How To Bootstrap Terraform S3 And DynamoDB

Whenever I start using Terraform in a new AWS setup, I use this module by trussworks to bootstrap an S3 bucket for state and a DynamoDB table for locks.

It’s a pretty easy module to configure. I usually make a repository for the bootstrapped resources. My initial setup looks like this:

# main.tf
module "bootstrap" {
  source = "trussworks/bootstrap/aws"
  version = "5.2.0"

  region        = "us-east-2"
  account_alias = "<account alias>"
  bucket_key_enabled = true
}

provider "aws" {
  region  = "us-east-2"
}

Once that’s in place, run terraform init and terraform apply, and you have your resources ready for an S3 backend.

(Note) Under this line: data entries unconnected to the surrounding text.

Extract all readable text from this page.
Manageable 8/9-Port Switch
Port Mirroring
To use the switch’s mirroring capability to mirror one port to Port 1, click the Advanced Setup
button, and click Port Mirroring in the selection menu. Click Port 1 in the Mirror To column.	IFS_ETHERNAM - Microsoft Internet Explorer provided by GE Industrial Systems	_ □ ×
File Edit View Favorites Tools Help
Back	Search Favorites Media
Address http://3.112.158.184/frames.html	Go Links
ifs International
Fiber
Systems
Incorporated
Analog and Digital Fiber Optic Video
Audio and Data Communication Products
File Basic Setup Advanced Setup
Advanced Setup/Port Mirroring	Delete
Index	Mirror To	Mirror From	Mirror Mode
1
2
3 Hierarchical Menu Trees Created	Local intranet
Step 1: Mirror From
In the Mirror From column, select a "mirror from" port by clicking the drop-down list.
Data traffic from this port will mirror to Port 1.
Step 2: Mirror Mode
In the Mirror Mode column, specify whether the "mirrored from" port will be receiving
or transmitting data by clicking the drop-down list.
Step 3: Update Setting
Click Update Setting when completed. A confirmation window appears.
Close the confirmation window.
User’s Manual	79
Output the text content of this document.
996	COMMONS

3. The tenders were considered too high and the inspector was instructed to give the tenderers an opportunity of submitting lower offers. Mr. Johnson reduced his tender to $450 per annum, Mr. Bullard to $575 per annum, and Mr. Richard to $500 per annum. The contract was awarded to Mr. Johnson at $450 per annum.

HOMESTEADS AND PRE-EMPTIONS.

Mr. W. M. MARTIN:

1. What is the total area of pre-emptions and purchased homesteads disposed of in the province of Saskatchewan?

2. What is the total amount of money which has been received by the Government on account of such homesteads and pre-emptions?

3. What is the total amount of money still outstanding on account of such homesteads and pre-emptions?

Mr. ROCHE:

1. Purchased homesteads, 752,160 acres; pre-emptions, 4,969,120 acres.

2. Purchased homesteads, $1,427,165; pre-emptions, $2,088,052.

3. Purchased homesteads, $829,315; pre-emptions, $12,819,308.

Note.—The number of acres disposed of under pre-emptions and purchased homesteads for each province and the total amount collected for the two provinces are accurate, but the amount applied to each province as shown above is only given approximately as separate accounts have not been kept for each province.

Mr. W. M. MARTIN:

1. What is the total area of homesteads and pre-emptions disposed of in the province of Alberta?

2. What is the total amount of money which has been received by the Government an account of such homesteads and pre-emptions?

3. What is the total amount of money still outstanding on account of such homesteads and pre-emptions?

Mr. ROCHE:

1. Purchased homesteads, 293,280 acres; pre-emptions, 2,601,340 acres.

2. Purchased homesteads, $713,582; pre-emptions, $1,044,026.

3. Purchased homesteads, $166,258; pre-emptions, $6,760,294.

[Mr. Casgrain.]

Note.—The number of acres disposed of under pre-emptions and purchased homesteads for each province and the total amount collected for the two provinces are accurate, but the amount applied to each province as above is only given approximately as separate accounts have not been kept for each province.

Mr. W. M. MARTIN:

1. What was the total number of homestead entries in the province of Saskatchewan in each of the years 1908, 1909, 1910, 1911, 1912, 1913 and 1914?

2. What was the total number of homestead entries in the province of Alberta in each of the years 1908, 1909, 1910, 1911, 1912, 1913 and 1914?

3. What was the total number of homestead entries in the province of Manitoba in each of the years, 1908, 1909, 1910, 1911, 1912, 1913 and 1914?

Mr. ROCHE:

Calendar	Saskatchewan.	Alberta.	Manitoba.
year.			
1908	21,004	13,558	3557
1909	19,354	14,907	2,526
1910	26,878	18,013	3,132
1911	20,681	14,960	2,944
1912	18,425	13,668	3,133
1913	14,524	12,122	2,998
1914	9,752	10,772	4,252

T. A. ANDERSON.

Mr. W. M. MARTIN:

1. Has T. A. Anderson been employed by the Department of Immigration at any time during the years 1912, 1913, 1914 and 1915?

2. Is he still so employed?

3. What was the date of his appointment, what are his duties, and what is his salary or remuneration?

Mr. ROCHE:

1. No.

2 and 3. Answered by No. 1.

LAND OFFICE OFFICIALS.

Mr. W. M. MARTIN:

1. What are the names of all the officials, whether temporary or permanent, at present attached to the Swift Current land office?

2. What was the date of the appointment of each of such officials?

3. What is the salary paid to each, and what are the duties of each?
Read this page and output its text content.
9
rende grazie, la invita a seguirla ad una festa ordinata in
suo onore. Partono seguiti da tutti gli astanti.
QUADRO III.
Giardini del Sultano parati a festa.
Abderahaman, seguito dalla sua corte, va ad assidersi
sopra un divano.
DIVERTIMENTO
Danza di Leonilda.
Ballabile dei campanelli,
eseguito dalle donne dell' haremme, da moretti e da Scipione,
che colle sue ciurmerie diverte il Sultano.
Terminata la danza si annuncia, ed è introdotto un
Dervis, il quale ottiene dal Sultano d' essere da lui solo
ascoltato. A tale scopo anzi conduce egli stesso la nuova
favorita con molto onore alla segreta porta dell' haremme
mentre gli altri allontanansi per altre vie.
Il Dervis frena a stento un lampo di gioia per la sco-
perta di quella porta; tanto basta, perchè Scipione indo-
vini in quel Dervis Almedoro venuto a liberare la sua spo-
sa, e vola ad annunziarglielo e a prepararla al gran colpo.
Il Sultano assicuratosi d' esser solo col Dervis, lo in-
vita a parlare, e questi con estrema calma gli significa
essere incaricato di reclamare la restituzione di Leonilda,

The terraform state for the bootstrapping will be created in the directory you ran terraform apply. After the initial run, I upload the state to the S3 backend we created.

# main.tf
module "bootstrap" {
  source = "trussworks/bootstrap/aws"
  version = "5.2.0"

  region        = "us-east-2"
  account_alias = "<account alias>"
  bucket_key_enabled = true
}

provider "aws" {
  region  = "us-east-2"
}

terraform {

  required_providers {
    aws = {
      source = "hashicorp/aws"
      version = "~> 4.0"
    }
  }

  backend "s3" {
    bucket = "<name of bucket>"
    key    = "bootstrap"
    region = "us-east-2"
    dynamodb_table = "terraform-state-lock"
  }
}

Run terraform init again, and you’ll be prompted to upload your local state to the s3 bucket.

It’s important to consider which AWS Account you put the backend in, especially if you’re running multiple AWS accounts, which you should by default. You’ll want to put it in a shared or central account. This way, you have one place for all your AWS accounts’ terraform state.